Раздаются ответные приветствия.
Дон Дженна, познакомьте нас с этим проектом закона!
ДЖЕННАРО (сухо). Вы пришли выпить кофе? Пейте и идите себе.
ПЕППЕ. Но почему мы не можем послушать?
АМАЛИЯ (нетерпеливо, в сторону «дворика»). Готов у тебя кофе?
Голос Марии Розарии: «Еще две минутки!»
ЭРРИКО (к Дженнаро). Ну так как?
ДЖЕННАРО. Ну… мой проект закона… (Вкратце поясняет.) Речь шла о нехватке товаров… Я утверждал, что товары есть, но что твердые цены заставляют их исчезать… Видите ли… Твердая цена — это сложное дело… Тут не объяснишь вот так просто, поболтав поутру… Нет! Тут нужны месяцы и месяцы, годы и годы, чтобы разобраться в этих проклятых твердых ценах… что это такое и как они применяются… И, возможно, всей бумаги на свете и всех чернил вселенной не хватило бы, если бы кто-нибудь захотел написать об этом трактат…

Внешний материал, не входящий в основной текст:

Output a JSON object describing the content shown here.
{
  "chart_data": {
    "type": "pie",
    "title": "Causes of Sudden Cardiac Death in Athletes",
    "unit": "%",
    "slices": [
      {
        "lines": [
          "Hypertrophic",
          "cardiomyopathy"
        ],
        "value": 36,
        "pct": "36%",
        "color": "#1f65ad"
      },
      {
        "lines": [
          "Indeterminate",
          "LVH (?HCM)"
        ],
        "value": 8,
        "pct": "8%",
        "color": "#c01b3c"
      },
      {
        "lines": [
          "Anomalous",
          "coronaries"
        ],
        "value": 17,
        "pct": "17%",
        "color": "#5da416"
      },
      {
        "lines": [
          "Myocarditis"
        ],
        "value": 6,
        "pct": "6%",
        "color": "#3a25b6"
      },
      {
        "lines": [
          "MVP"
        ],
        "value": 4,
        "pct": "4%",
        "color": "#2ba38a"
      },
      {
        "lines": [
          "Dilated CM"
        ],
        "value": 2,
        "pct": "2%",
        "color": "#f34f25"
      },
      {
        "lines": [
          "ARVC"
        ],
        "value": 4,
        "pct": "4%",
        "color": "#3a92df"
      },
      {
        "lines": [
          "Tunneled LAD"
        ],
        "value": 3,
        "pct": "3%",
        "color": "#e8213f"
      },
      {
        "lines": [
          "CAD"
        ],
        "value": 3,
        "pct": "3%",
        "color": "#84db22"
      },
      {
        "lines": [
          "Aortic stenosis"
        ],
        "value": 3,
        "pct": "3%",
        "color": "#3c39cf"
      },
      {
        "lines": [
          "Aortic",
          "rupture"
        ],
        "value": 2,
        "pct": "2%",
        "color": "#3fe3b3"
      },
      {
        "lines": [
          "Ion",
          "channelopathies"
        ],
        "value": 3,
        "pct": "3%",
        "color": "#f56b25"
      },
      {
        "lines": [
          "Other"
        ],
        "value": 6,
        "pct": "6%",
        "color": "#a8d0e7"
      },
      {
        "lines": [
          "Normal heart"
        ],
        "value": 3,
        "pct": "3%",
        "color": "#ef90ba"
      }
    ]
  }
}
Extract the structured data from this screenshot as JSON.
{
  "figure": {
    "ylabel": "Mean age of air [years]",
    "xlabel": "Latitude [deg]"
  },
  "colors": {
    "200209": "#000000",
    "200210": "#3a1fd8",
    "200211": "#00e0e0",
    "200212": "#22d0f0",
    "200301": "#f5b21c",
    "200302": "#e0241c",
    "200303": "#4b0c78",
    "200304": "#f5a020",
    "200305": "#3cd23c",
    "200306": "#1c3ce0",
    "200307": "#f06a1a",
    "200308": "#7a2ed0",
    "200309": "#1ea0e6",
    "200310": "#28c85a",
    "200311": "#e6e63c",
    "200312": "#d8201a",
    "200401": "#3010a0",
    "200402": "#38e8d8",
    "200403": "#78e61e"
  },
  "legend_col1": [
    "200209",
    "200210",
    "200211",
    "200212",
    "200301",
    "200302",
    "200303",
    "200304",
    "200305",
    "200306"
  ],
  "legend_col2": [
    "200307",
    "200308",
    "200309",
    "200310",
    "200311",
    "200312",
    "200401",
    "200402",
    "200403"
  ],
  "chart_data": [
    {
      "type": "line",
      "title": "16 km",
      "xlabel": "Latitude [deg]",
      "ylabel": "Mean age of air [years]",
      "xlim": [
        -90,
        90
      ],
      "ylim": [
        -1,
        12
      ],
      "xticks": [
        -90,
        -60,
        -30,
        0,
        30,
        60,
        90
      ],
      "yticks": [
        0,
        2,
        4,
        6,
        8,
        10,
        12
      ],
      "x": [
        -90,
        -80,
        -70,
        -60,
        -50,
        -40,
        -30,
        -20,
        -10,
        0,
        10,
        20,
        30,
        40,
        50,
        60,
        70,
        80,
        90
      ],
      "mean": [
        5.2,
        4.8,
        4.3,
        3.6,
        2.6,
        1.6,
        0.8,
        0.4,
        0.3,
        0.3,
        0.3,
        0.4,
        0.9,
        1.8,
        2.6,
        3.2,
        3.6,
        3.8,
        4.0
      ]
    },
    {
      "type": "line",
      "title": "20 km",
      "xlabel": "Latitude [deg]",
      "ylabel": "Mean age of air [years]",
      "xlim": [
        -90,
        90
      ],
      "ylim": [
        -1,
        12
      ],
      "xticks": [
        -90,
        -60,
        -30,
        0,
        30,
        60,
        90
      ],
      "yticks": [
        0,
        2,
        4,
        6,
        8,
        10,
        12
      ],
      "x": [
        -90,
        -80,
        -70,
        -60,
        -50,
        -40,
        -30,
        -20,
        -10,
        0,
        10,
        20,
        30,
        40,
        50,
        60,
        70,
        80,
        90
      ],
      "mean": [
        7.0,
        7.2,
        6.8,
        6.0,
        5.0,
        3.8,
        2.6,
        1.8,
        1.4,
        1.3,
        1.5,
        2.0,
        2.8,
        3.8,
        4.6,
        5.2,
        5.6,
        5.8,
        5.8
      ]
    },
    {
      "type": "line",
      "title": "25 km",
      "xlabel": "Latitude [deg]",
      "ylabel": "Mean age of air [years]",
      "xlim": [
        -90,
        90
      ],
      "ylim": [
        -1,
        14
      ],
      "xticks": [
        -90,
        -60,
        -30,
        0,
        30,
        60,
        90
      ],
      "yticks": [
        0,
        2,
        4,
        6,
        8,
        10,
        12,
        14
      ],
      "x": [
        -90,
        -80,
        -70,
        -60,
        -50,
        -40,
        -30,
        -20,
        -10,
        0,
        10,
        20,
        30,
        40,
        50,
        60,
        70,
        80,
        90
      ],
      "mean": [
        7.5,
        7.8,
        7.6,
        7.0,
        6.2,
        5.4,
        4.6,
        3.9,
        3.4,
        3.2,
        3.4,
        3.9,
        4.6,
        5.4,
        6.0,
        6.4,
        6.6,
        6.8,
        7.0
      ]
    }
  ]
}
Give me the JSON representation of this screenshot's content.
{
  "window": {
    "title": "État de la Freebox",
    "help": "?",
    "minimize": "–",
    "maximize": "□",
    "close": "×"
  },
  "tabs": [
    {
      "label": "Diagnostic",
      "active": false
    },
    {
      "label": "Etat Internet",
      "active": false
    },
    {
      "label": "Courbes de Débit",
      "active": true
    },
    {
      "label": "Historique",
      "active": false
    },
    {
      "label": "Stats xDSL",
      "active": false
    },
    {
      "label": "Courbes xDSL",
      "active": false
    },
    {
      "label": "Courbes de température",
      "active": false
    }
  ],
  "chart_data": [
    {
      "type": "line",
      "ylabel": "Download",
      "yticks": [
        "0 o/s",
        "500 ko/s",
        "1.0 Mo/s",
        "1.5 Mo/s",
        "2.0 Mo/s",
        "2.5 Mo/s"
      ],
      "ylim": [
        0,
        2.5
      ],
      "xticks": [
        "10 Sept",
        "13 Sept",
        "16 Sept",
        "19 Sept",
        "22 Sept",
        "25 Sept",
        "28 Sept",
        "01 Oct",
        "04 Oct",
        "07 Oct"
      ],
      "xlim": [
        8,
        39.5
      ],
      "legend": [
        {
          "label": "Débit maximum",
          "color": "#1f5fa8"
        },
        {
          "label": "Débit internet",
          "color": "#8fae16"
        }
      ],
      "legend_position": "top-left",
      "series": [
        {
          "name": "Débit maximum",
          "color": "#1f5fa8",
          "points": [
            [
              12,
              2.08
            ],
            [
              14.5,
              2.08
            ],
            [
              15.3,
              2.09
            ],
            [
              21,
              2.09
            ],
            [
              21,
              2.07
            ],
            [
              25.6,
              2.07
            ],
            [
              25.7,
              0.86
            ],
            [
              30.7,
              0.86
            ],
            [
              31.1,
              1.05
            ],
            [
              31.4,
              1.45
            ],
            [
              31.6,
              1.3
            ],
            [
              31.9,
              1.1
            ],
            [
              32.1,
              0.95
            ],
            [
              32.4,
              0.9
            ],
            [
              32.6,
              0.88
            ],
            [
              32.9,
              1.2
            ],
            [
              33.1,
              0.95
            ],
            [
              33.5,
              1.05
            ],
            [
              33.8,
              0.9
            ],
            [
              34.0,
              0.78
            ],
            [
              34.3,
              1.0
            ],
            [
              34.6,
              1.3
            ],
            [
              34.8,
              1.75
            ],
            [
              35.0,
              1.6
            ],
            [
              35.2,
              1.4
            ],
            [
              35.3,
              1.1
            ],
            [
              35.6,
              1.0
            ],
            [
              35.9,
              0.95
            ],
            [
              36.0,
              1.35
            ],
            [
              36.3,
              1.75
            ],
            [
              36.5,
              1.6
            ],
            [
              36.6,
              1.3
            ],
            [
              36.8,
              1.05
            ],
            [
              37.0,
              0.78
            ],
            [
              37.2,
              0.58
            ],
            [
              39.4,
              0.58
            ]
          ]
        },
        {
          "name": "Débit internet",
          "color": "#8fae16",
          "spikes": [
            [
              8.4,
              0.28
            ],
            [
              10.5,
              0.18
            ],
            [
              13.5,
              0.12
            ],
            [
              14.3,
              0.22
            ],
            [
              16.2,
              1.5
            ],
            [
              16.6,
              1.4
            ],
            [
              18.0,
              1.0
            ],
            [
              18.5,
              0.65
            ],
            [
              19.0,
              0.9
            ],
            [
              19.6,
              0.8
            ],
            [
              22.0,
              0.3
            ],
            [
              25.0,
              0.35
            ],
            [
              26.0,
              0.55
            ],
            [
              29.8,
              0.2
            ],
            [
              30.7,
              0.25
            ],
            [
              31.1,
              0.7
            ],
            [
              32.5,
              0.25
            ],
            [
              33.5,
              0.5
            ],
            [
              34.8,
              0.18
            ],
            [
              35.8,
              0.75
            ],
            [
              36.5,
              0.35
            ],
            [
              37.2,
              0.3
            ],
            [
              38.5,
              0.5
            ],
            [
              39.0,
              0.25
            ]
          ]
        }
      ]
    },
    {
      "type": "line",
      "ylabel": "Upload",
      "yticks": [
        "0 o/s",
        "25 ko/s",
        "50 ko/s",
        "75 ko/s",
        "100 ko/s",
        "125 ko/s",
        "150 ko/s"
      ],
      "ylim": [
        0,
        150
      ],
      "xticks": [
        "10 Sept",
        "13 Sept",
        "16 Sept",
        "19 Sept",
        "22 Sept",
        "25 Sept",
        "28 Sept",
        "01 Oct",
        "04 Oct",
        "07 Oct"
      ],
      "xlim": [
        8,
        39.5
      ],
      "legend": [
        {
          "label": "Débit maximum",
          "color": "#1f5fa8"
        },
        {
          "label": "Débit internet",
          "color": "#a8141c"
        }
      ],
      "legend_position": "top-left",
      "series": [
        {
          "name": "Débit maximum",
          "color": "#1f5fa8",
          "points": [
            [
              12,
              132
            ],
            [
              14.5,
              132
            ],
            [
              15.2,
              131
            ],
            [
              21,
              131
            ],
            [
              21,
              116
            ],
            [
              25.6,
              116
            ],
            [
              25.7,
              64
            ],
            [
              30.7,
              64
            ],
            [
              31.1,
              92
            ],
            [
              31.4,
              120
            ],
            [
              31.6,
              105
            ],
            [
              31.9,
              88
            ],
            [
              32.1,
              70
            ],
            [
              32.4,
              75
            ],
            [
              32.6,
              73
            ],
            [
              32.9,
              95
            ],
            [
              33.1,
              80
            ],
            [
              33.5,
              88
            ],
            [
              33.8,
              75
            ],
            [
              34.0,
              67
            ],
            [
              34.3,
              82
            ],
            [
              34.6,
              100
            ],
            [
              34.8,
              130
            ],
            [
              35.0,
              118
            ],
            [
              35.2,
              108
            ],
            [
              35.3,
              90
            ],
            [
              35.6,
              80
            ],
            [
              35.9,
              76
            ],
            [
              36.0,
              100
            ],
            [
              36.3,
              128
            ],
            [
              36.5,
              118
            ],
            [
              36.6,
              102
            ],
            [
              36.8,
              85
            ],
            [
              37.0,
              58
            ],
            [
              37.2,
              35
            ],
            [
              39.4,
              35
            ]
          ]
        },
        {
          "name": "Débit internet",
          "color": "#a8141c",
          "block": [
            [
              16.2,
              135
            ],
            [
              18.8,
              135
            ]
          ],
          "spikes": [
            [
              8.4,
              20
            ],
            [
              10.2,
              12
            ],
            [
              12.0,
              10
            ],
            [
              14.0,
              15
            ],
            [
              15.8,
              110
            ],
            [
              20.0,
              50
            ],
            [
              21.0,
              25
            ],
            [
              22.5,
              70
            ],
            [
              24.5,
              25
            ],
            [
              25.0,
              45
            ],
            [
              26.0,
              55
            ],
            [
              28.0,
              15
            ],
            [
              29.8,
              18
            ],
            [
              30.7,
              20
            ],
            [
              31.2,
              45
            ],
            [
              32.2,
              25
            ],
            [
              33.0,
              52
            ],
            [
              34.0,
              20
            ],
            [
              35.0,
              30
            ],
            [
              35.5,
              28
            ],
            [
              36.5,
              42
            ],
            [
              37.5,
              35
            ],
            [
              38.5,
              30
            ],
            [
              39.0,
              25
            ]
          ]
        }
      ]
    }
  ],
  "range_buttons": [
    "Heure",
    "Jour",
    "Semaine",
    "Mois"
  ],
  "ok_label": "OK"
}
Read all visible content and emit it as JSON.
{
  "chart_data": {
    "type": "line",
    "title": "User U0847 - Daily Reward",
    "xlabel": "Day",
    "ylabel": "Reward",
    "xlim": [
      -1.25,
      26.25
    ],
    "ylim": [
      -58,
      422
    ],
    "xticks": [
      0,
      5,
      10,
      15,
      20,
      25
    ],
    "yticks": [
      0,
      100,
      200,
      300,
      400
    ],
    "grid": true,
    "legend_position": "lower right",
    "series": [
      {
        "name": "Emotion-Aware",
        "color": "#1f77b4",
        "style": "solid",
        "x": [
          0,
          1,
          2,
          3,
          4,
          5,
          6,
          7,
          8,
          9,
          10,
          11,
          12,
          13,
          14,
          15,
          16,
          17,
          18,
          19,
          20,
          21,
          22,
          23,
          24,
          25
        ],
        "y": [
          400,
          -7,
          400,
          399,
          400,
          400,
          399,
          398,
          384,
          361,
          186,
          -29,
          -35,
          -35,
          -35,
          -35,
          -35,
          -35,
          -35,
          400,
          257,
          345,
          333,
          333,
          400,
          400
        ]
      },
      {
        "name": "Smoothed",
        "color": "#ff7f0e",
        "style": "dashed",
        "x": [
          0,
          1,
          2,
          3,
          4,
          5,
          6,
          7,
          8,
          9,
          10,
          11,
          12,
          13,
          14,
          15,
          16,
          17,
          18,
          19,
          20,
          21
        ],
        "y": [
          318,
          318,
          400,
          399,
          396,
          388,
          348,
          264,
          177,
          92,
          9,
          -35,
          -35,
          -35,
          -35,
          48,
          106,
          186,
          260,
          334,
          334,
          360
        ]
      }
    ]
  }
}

ЭРРИКО. А так, коротенько, нельзя?
ДЖЕННАРО. Не мешай. Я же говорю.
ПЕППЕ. Дон Дженна, у меня не хватает терпения. Вы не сердитесь, но, когда кто-нибудь долго говорит, мне надоедает, и я ухожу.
ДЖЕННАРО. Уходи, если хочешь!
ЭРРИКО (к Пеппе). Дай послушать. Дон Дженна, продолжайте.
ДЖЕННАРО. Тут нужны были бы, как я сказал, годы и годы. Чтобы не заставлять вас терять время и чтобы не надоесть Пеппе Домкрату, я постараюсь вкратце, хотя я и не писатель и не разбираюсь в политике, пояснить вам, чему невзгоды и злоба людей научили меня за мою горемычную жизнь честного гражданина и солдата прошлой войны, послужившего родине верой и правдой! У меня хранится увольнительный лист. (Хочет пойти взять и показать документ, но его останавливают жестами, которые должны означать — «ради бога», «мы вам верим», «да кто же сомневается».) Итак… Твердые цены… По — моему, они созданы на потребу тех самых людей… которые только потому, что умеют держать перо в руках, берут на себя роль профессоров, причем всегда к собственной выгоде, а нам в убыток. Убыток моральный и материальный; прежде всего моральный, а потом материальный…. Сейчас объясню… Твердые цены практически означают: «Раз ты не умеешь жить, не путайся под ногами, я тебя научу, как надо жить!» Но это неправда, что мы, то есть народ, не умеем жить… Это в их интересах говорить, что народ несознательный, безграмотный, не созрел… А сами потихоньку забирают вожжи в свои руки и становятся хозяевами. На этот раз профессорами стали фашисты… (Неожиданно умолкает; с испугом, всем.) Ребята, выгляните наружу, ведь за это, если услышат, мне не поздоровится.